On 01/10/2013 03:21 PM, Willy Tarreau wrote:
> On Thu, Jan 10, 2013 at 03:05:55PM -0800, Eric Dumazet wrote:
>> Thats because you splice(    very_large_amount_of_bytes), so you dont
>> hit this bug.
>
> Not always, I use many sizes (from 1k to very large).
>
>> netperf does the splice (    exact_amount_of_bytes ) so hits this pretty
>> fast on loopback at least.
>
> OK I see, if we need an exact size to trigger it, that explains it !
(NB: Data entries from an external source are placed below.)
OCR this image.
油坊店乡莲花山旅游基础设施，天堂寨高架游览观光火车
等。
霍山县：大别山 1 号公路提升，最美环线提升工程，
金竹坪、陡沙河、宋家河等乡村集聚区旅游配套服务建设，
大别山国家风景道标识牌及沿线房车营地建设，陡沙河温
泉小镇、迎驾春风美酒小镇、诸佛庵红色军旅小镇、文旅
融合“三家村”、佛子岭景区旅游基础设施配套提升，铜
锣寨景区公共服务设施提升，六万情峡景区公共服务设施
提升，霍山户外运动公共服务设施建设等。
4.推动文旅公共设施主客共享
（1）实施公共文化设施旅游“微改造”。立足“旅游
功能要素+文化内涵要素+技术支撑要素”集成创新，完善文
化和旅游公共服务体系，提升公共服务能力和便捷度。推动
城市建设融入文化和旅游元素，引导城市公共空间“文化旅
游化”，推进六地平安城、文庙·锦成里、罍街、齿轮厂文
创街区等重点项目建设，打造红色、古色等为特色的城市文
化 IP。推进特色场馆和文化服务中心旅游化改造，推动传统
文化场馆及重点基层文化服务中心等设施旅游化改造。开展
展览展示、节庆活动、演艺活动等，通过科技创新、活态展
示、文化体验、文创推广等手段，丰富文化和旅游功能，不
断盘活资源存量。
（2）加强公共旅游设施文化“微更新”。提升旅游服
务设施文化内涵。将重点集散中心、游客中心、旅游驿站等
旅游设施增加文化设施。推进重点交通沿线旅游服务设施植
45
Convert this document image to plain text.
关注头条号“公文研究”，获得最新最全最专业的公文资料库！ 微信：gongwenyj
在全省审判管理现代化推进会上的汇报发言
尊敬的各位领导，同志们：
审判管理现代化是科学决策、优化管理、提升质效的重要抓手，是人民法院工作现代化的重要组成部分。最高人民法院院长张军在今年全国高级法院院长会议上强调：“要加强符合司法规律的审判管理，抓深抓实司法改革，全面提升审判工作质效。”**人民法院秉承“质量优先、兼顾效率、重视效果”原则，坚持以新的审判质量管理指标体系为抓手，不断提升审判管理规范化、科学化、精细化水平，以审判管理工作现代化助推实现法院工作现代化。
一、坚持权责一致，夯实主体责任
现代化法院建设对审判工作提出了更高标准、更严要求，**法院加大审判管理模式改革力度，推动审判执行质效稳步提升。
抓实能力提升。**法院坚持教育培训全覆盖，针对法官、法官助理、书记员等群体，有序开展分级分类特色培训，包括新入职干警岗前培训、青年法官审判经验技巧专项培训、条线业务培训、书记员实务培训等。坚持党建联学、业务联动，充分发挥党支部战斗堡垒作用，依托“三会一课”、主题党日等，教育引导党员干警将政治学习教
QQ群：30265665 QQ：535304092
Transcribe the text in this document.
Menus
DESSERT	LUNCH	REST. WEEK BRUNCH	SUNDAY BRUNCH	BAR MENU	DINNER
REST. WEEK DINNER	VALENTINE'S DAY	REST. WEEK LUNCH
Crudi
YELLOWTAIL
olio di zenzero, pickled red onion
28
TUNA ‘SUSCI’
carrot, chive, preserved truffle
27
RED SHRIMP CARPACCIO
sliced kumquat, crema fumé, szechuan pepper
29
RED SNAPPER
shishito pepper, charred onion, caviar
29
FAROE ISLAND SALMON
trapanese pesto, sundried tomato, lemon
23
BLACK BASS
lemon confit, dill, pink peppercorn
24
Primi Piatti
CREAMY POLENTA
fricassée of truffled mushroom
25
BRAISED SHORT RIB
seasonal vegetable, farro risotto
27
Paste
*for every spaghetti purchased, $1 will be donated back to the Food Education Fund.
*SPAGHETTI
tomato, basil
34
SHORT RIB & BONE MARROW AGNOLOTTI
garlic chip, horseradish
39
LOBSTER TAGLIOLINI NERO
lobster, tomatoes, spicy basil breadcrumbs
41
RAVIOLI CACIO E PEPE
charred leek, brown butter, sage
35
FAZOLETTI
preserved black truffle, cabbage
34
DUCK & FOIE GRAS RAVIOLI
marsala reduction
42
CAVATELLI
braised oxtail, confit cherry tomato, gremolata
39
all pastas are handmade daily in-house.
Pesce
Netperf does not use a specific size all the time - the size it uses on 
the receive will be the "receive_size" calculated the same way it has 
been since the beginning - either a size specified by a test-specific -M 
option, or based on the value of SO_RCVBUF at the time the socket was 
created.

The kernel of the code making the splice calls - recv_data_no_copy() in 
src/nettest_omni.c looks like:

recv_data_no_copy(SOCKET data_socket, struct ring_elt *recv_ring, 
uint32_t bytes_to_recv, struct sockaddr *source, netperf_socklen_t 
*sourcelen, uint32_t flags, uint32_t *num_receives) {

...

   do {

     bytes_recvd = splice(data_socket,
			 NULL,
			 pfd[1],
			 NULL,
			 bytes_left,
			 my_flags);


     if (bytes_recvd > 0) {
       /* per Eric Dumazet, we should just let this second splice call
	 move as many bytes as it can and not worry about how much.
	 this should make the call more robust when made on a system
	 under memory pressure */
       splice(pfd[0], NULL, fdnull, NULL, 1 << 30, my_flags);
       bytes_left -= bytes_recvd;
     }
     else {
       break;
     }
     my_recvs++; /* should the pair of splices count as one? */
   } while ((bytes_left > 0) && (flags & NETPERF_WAITALL));

where NETPERF_WAITALL is only set for an _RR test.  Bytes_left is 
initialized to bytes_to_recv which is the "receive_size." my_flags is 
set to 0x03.

Now, if there are no test-specific -M option (or -s or -S depending on 
the test) netperf will, from run to run use the same receive_size - 
under Linux chances are quite good that will be 87380.